Judge Grants MTD in FDCPA Case Over Communication Language

If you’re about as old as I am, you may remember the TV show, “Cheers,” specifically mail carrier Cliff Claven, who, in a famous episode, appeared on Jeopardy! and, I won’t spoil it if you haven’t seen it, had one of the best all-time final jeopardy answers in history. A District Court judge in Utah has granted a defendant’s motion to dismiss in a case that I will describe as Claven-esque because the plaintiff accused the defendant of violating the Fair Debt Collection Practices Act by not being specific enough about all the ways that she could make arrangements to pay a debt.

A copy of the ruling in the case of Chadwick v. Bonneville Billing & Collections can be accessed by clicking here.

The plaintiff received a collection letter from the defendant that included the following statement:

Notice of Unpaid Judgment
According to our records, the judgment entered against you remains unpaid. At this time, Bonneville Collections is allowing you to make the decision to either come into our office, or call to make arrangements on this judgment. Failure to do so may result in additional collection activity.

The plaintiff filed suit, alleging the letter violated Sections 1692e(5) and 1692e(10) of the FDCPA by making statements that were allegedly false, deceptive, or misleading.

First, the plaintiff argued that the phrase “may result in additional collection activity” violated the FDCPA because there are circumstances in which the defendant could not lawfully continue to collect even if a recipient did not respond as requested, such as if the debt were paid by mail of if a request to cease communication were made.
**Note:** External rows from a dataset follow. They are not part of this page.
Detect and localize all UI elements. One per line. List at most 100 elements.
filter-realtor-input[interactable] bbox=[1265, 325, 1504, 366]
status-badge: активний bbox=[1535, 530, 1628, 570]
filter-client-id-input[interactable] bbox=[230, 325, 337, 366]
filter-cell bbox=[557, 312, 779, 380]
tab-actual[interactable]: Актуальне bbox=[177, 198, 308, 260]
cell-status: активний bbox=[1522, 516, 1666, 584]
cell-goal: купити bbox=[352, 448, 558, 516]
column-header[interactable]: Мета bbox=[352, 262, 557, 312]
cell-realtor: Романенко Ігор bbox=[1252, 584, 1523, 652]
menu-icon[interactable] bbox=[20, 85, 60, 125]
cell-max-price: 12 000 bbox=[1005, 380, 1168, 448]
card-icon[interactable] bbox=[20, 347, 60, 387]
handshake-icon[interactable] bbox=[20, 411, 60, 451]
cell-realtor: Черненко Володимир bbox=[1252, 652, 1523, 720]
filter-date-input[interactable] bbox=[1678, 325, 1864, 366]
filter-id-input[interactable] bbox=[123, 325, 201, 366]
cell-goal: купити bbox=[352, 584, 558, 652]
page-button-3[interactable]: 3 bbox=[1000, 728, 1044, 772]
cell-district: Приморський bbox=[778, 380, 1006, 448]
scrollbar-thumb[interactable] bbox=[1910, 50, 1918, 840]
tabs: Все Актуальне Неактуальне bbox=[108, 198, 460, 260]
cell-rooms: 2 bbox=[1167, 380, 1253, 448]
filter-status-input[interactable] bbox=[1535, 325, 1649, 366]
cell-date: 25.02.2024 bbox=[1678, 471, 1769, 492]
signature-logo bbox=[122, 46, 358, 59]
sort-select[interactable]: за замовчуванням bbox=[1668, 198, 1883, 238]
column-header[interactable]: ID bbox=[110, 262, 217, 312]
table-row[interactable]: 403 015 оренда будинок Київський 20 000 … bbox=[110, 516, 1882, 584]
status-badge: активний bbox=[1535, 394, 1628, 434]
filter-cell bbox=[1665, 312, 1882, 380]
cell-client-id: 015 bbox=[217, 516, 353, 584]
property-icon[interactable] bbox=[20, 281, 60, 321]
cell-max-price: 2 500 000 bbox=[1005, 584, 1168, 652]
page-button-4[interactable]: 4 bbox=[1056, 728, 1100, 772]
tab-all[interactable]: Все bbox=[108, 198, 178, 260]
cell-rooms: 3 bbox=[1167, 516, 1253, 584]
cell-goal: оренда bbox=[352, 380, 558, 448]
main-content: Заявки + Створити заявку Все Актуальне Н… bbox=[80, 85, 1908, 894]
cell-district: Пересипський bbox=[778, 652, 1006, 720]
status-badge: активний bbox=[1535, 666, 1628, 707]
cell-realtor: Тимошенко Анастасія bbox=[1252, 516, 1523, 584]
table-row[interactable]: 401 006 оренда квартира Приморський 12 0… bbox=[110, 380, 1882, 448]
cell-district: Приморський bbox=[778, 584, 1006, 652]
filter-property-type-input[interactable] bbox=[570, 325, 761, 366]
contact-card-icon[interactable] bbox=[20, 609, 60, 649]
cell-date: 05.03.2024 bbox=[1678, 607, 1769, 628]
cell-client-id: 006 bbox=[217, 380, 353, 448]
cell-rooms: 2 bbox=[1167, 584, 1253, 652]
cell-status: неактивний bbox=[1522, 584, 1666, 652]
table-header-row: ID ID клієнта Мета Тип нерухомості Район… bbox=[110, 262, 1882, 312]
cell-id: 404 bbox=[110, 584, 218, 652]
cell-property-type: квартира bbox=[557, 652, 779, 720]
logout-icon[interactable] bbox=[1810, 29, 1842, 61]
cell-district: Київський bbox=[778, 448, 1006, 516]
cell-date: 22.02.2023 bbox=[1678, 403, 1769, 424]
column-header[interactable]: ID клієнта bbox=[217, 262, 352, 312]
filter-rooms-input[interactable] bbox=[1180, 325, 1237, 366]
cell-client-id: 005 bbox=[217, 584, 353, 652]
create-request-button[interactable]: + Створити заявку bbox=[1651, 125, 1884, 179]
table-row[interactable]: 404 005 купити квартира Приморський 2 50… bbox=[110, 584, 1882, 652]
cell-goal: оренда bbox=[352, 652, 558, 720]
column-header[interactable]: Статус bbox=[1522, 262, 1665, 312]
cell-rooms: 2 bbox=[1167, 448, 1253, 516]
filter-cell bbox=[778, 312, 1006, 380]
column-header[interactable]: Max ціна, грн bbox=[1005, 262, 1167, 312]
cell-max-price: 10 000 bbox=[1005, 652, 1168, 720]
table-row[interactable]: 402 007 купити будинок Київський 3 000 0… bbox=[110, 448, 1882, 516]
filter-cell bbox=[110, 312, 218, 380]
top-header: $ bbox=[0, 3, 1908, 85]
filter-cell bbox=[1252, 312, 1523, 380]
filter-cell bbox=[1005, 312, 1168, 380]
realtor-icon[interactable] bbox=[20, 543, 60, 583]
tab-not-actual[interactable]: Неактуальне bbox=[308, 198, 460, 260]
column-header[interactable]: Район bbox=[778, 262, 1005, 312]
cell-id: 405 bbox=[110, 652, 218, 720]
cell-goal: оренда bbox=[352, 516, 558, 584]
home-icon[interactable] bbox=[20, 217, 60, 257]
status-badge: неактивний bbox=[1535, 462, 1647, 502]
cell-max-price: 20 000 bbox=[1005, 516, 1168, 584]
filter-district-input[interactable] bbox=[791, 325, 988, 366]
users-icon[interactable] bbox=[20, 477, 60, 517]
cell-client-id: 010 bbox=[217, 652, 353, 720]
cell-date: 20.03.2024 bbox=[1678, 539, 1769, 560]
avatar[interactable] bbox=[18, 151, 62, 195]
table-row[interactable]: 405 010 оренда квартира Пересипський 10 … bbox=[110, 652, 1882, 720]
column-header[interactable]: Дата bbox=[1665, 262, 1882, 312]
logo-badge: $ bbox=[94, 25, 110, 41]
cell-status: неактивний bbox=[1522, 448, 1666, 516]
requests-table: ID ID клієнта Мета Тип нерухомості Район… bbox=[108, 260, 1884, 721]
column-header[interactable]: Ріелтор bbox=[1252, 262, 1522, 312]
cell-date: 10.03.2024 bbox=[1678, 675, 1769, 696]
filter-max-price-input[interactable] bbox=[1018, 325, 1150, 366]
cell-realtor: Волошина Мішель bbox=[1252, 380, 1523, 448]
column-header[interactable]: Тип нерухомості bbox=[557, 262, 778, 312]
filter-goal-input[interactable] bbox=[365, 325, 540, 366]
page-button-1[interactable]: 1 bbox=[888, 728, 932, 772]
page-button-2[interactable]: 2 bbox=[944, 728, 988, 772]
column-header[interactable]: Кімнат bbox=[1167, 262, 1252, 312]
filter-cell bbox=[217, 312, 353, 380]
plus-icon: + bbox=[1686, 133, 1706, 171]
I’ll let Judge Ted Stewart of the District Court for the District of Utah take it from here.

“No one, not even the least sophisticated consumer, could reasonably read this letter as threatening to continue collection measures after the recipient paid the debt or requested cessation of collection activities,” Judge Stewart wrote. “The letter is silent about any such scenario. The only scenario before Bonneville was an unpaid debt and an unresponsive debtor, so further collection activities were both lawful and likely. Bonneville’s failure to reassure the recipient that it would not commit an unlawful act if circumstances changed was not a threat, let alone a false one.”

Next, the plaintiff argued that because the defendant only listed two ways it could be contacted – either by coming into the office or placing a phone call – that no other communication options were allowed. Why couldn’t she pay by check or some other method? Again, I give you Judge Stewart:

“Chadwick stretches the letter’s meaning beyond reason,” he writes. “The letter does not purport to provide an exhaustive list of all steps the recipient might take regarding the debt. The letter itself suggests two other possibilities when it instructs the recipient to write the account number on payments or correspondence. The statement about continuing collections activities if the recipient fails to come to the office or call obviously means only that Bonneville intends to continue collection efforts until the recipient pays. Certainly a recipient might have unanswered questions about his or her options upon receipt of the letter—’Are there other methods to pay the debt or stop collections activities?’—but this does not render the letter false or deceptive.”